In the story, Booster Gold is charged by Rip Hunter to go back in time and save Barbara from being shot by the Joker. Booster arrives at the carnival shortly after the Joker has rounded up the freaks, only to be attacked by them. He manages to escape (after the Joker torments him), but arrives too late to save Barbara. Catching the Joker in the middle of taking photos of the wounded Barbara (after having struck down Commissioner Gordon), Booster attacks the Joker in a rage; the Joker nevertheless gains the upper hand, snapping several photos of Booster as well. Rip removes Booster moments before he is killed, but Booster demands to be sent back again. Booster fails several times until Rip reveals that the Joker is destined to paralyze her, as it would ensure that she would become Oracle.
The story also reveals that Batman kept the photos of Barbara and Booster, and had been waiting until Booster came of age before confronting him. Batman thanks Booster for trying to stop the Joker and offers him his friendship. Eventually, Dick Grayson, who becomes his mentor's temporary successor as Batman, would also learn about this and offer his thanks as well.
In 2010, writer J. Michael Straczynski and artist Cliff Chiang collaborated on a one-shot story called "Ladies' Night", which was published in the anthology series The Brave and the Bold. The story is set shortly before The Killing Joke, and deals with Zatanna and Wonder Woman struggling to come to terms with the impending attack on Barbara after Zatanna has a precognitive dream about it. Like "No Joke," the story heavily implies that the heroines cannot alter Barbara's fate, despite their desire to do so, instead giving her a final night on the town before she loses the use of her legs. The story also implies that Wonder Woman served as the inspiration for Barbara Gordon's eventual codename of Oracle.
The Killing Joke is included in the 2006 trade paperback collection DC Universe: The Stories of Alan Moore.

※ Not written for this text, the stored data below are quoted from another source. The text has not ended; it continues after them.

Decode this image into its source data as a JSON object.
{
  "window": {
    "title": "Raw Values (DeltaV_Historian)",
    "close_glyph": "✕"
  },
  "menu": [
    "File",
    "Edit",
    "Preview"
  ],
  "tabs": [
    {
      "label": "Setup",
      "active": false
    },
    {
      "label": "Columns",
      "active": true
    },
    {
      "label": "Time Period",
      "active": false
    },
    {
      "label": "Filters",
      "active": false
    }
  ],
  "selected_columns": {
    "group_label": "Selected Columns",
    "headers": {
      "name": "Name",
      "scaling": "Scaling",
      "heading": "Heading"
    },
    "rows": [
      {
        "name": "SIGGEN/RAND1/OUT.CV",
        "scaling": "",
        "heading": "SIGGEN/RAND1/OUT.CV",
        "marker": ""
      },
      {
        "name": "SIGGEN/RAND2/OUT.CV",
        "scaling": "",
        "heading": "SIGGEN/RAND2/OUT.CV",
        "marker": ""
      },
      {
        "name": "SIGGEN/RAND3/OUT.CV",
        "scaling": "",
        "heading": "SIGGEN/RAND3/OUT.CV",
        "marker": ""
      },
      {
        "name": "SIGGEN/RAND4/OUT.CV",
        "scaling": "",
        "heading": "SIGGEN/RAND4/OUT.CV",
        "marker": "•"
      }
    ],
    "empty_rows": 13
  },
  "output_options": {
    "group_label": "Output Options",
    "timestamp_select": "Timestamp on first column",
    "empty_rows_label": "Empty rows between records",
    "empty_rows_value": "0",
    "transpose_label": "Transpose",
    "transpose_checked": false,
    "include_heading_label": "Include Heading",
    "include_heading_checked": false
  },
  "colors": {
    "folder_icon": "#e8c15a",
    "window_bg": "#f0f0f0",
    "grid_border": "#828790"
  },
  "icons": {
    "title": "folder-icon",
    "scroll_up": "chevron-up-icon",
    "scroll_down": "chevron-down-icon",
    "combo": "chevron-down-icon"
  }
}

In March 2008, a deluxe hardcover version of the book was released, featuring recoloring of the book by Brian Bolland. The new colors featured black-and-white flashbacks, as opposed to Higgins' colors, along with one or two items per panel colored in pink or red, up until the helmet of the Red Hood is revealed. In addition to recoloring the pages, Bolland also and removed the yellow oval around the bat symbol on Batman's chest. Also included is a colored version of Bolland's "An Innocent Guy" (originally published in Batman Black and White), an introduction by Tim Sale and an epilogue by Bolland. Van Jensen of ComicMix said that "the new colors really do improve the book, giving it a subtlety and grimness not present in the original." James Donnelly of Pop Syndicate said that the original version "is outdone by Bolland's recoloring", which he said "gives the comic a more timeless quality". Seb Patrick of Den of Geek had a lukewarm reaction, calling the recoloring of the flashbacks "superb", but commenting that "some of the [other] changes seem to have less of a point — increasing definition for the sake of it, but giving the book too much of a present-day feel rather than looking like it was printed in the 1980s."